In 2007 the FAA implemented the Aviation Safety Information Analysis and Sharing – ASIAS, system help identify and address safety risks but the system’s predictive capabilities are years away and the program lacks data from non-commercial aviation sectors, the Transportation inspector general has found.
It said the agency has made significant progress with implementing and encouraging participation in ASIAS since 2007, and the program now captures key confidential voluntary safety data from 95 percent of all Part 121 operations.
However, the FAA does not allow its inspectors and analysts to use ASIAS’s confidential data for air carrier oversight due to complex data protection agreements.
Further, more work remains before the program becomes the predictive tool that FAA has envisioned, and the FAA continues to face data quality and standardization challenges with voluntarily reported safety data in ASIAS, according to the IG.
Finally, it said safety reporting for other important segments of the aviation industry, such as general aviation operations, is still evolving, and those segments have not yet realized the benefits of ASIAS participation.

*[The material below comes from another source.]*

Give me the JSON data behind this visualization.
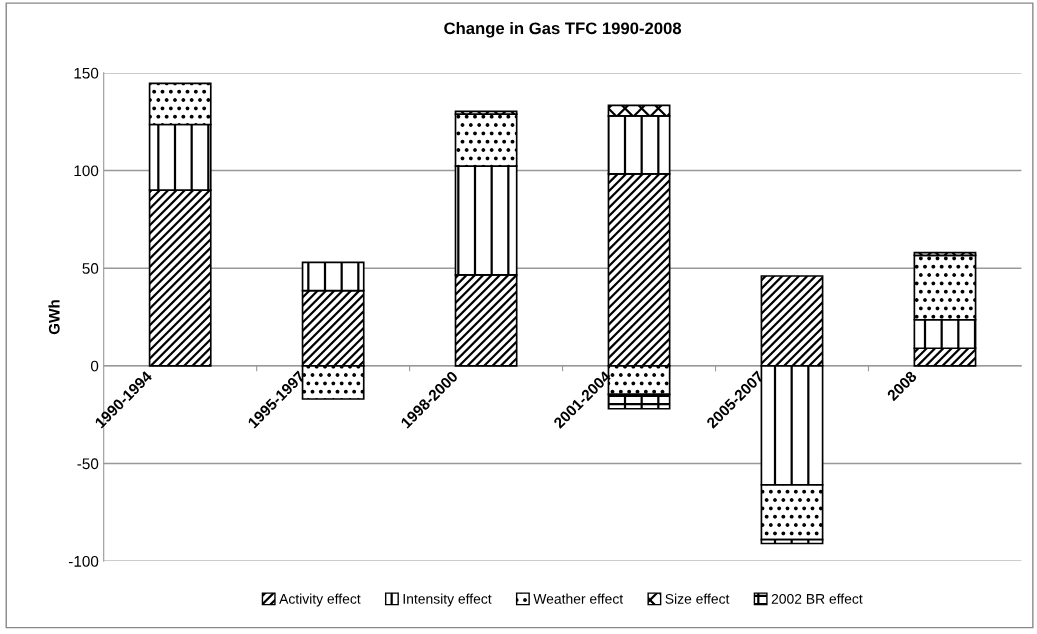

Although many inspectors feel access to national-level trends from voluntary safety programs would improve air carrier oversight, the FAA has not yet disseminated these data and safety trends to the field, according to the IG.
The FAA agreed to develop and issue guidance on how inspectors are to use aggregated, de-identified ASIAS trends to enhance air carrier safety risk identification and mitigation, including how ASIAS will interact with a safety assurance system – SAS, that is currently under development.